Well, somehow Mr. Bluitgen found an illustrator, and his book was eventually published. Unfortunately, not all Danish schoolchildren will be able to read it. According to last Thursday’s Ekstra Bladet (kindly translated by reader Zonka):
Several school libraries will not let the students borrow the most talked-about book this year — Kåre Bluitgen’s The Qu’ran and the Life of the Prophet Muhammed (Koranen og profeten Muhammeds liv).
The Danish daily Kristeligt Dagblad today reports that several Danish school libraries are keeping Kåre Bluitgen’s book about Mohammed off the shelves and away from the school kids.
The book that inspired Jyllands-Posten to print the Mohammed cartoons has sold more than 7000 copies since it was printed in January, and has had good reviews, even in the school libraries’ own newsletter, which described it as “a gift to all school libraries both for Muslim children and the rest of us”.
Still, many school libraries are hesitating to put the book on the shelves, and in other places it is kept away entirely. At the school “Parkskolen” in Struer, where the book has been bought, it is only for the teachers’ library, says Kristeligt Dagblad.
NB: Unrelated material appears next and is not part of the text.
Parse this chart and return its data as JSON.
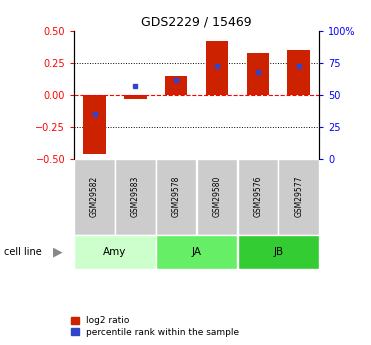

“It is not because of the Mohammed controversy, or that we want to exercise censorship, but it is a very violent book, and if it is read without conversation with an adult, it will give a wrong impression of Islam, not the least the Muslims’ view on other religions. Therefore we have chosen to let the book be for the teachers, who then can use parts of it in the classes.” says school librarian Søren Langkjær, who hasn’t chosen to leave the Bible off the shelves!
“Yes, the Old Testament contains a lot of tough stories as well, but I don’t think that it will be read as an image of the religion in the same way as it would in the Mohammed Book.” says Søren Langkjær.
Hellig Kors Skolen on Nørrebro in Copenhagen has not yet bought the book, and don’t expect to make it available for the school’s students either, where 80% are immigrants.
Kåre Bluitgen himself, finds it hard to understand the libraries.
“If there is anything wrong with the book it is rather that it is not critical enough about Mohammed, since I have only used the traditional Muslim sources. And when you see that the libraries have no problem with the Bible, it seems like a misplaced consideration for Islam.” says Kåre Bluitgen.
Make a note of this explanation: It is not because of the Mohammed controversy, or that we want to exercise censorship, but it is a very violent book.
But how could that be true, when it is based on the scriptures of the Religion of Peace?